Faith-based work to reach these tribes meets many obstacles. Lack of funds recently halted an effort by Africa Inland Mission workers to teach primary school to over 1,000 children of the Rendille tribe. But none of that stops Pastor John Hirbo from hosting teams of medical workers from the United States in the Rendille area and Marsabit regularly.
Hirbo, a former Muslim from Ethiopia, said he wept the first time he saw the level of poverty and illness among the tribal families. "Most of the women were beautifully adorned, but underneath their colorful beads, emaciated," reported nurse Linda Grosskopf after she visited the area as part of a team with Partners for Care. "Nearly every child had pneumonia, bronchitis, and bacterial and fungal infections on their hands, feet, and scalp."
And life is hard, said the Petoskey, Mich., resident, who has made another medical trip to Kenya but never to this tribe.

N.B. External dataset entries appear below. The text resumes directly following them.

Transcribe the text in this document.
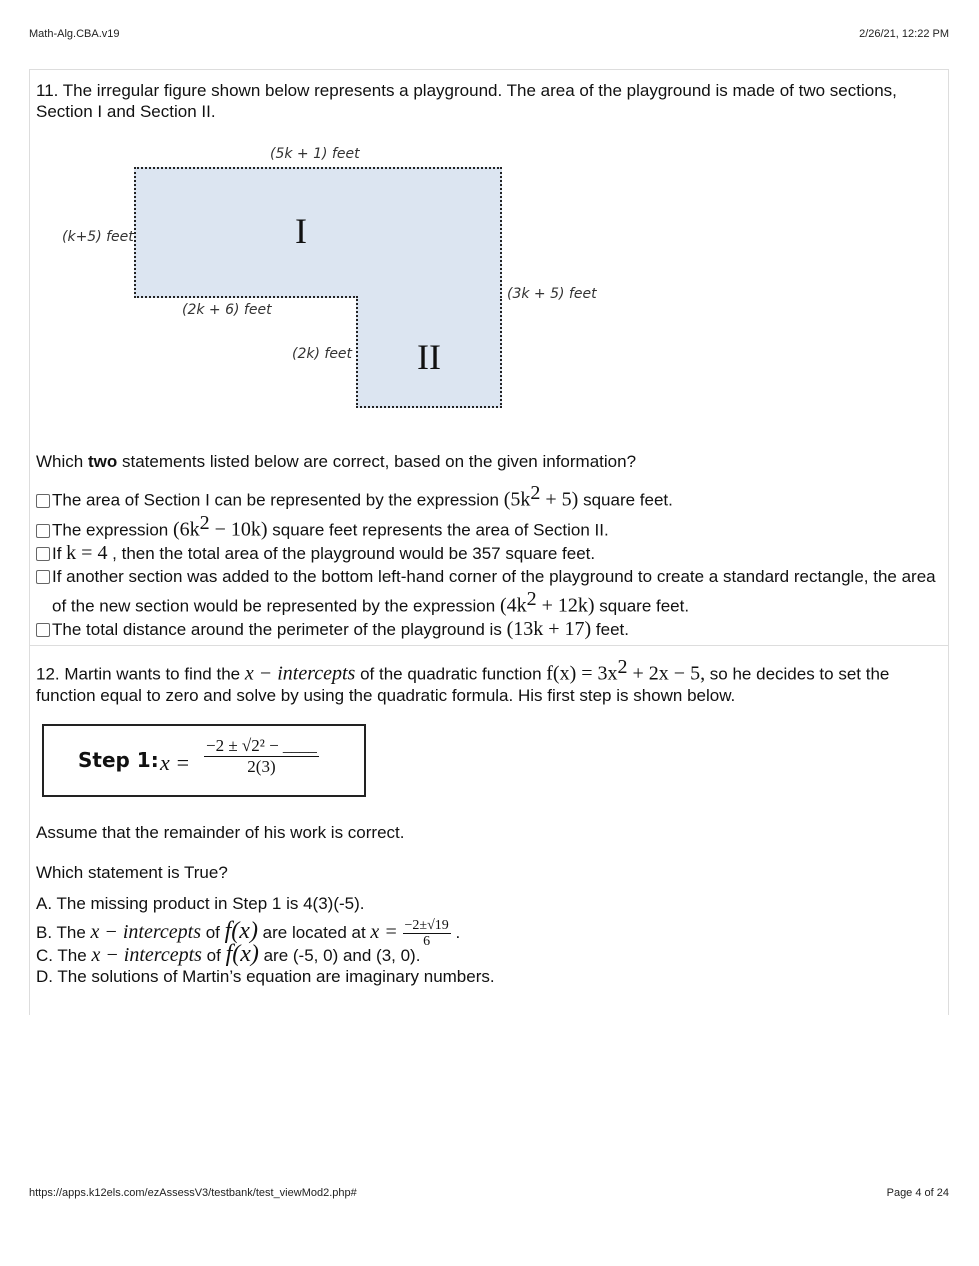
Math-Alg.CBA.v19	2/26/21, 12:22 PM
11. The irregular figure shown below represents a playground. The area of the playground is made of two sections, Section I and Section II.
I
II
(5k + 1) feet
(k+5) feet
(3k + 5) feet
(2k + 6) feet
(2k) feet
Which two statements listed below are correct, based on the given information?
The area of Section I can be represented by the expression $(5k^2 + 5)$ square feet.
The expression $(6k^2 - 10k)$ square feet represents the area of Section II.
If k = 4 , then the total area of the playground would be 357 square feet.
If another section was added to the bottom left-hand corner of the playground to create a standard rectangle, the area of the new section would be represented by the expression $(4k^2 + 12k)$ square feet.
The total distance around the perimeter of the playground is (13k + 17) feet.
12. Martin wants to find the x − intercepts of the quadratic function $f(x) = 3x^2 + 2x - 5$, so he decides to set the function equal to zero and solve by using the quadratic formula. His first step is shown below.
Step 1: $x = \frac{\text{−2 ± √2² − \_\_\_\_}}{2(3)}$
Assume that the remainder of his work is correct.
Which statement is True?
A. The missing product in Step 1 is 4(3)(-5).
B. The x − intercepts of f(x) are located at $x = \frac{-2\pm√19}{6}$ .
C. The x − intercepts of f(x) are (-5, 0) and (3, 0).
D. The solutions of Martin’s equation are imaginary numbers.
https://apps.k12els.com/ezAssessV3/testbank/test_viewMod2.php#	Page 4 of 24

Women leave the village at sunrise in search of water, leaving their children largely unattended. They walk on average six hours, digging for springs at the bottom of dry river basins. Water is so scarce, said Grosskopf, that when clothes become soiled and worn out, villagers burn them rather than use up water to wash them.
The area has all the components for a mission field, reports Partners for Care president Connie Cheren: "starvation, drought, unreached people groups, extreme poverty, HIV/AIDS, and a heavy Muslim influence."
So Hirbo moved with his own family to Marsabit and began a church there built and funded entirely by locals. Its walls are made of rocks and mud, with old grain bags for inside wall coverings. Members of nine tribes now meet there to worship, and in the past month the chief of the Rendille tribe has offered land to Hirbo to build a church closer to his village. Over 60 people there, about an hour from Marsabit, have made professions of Christian faith.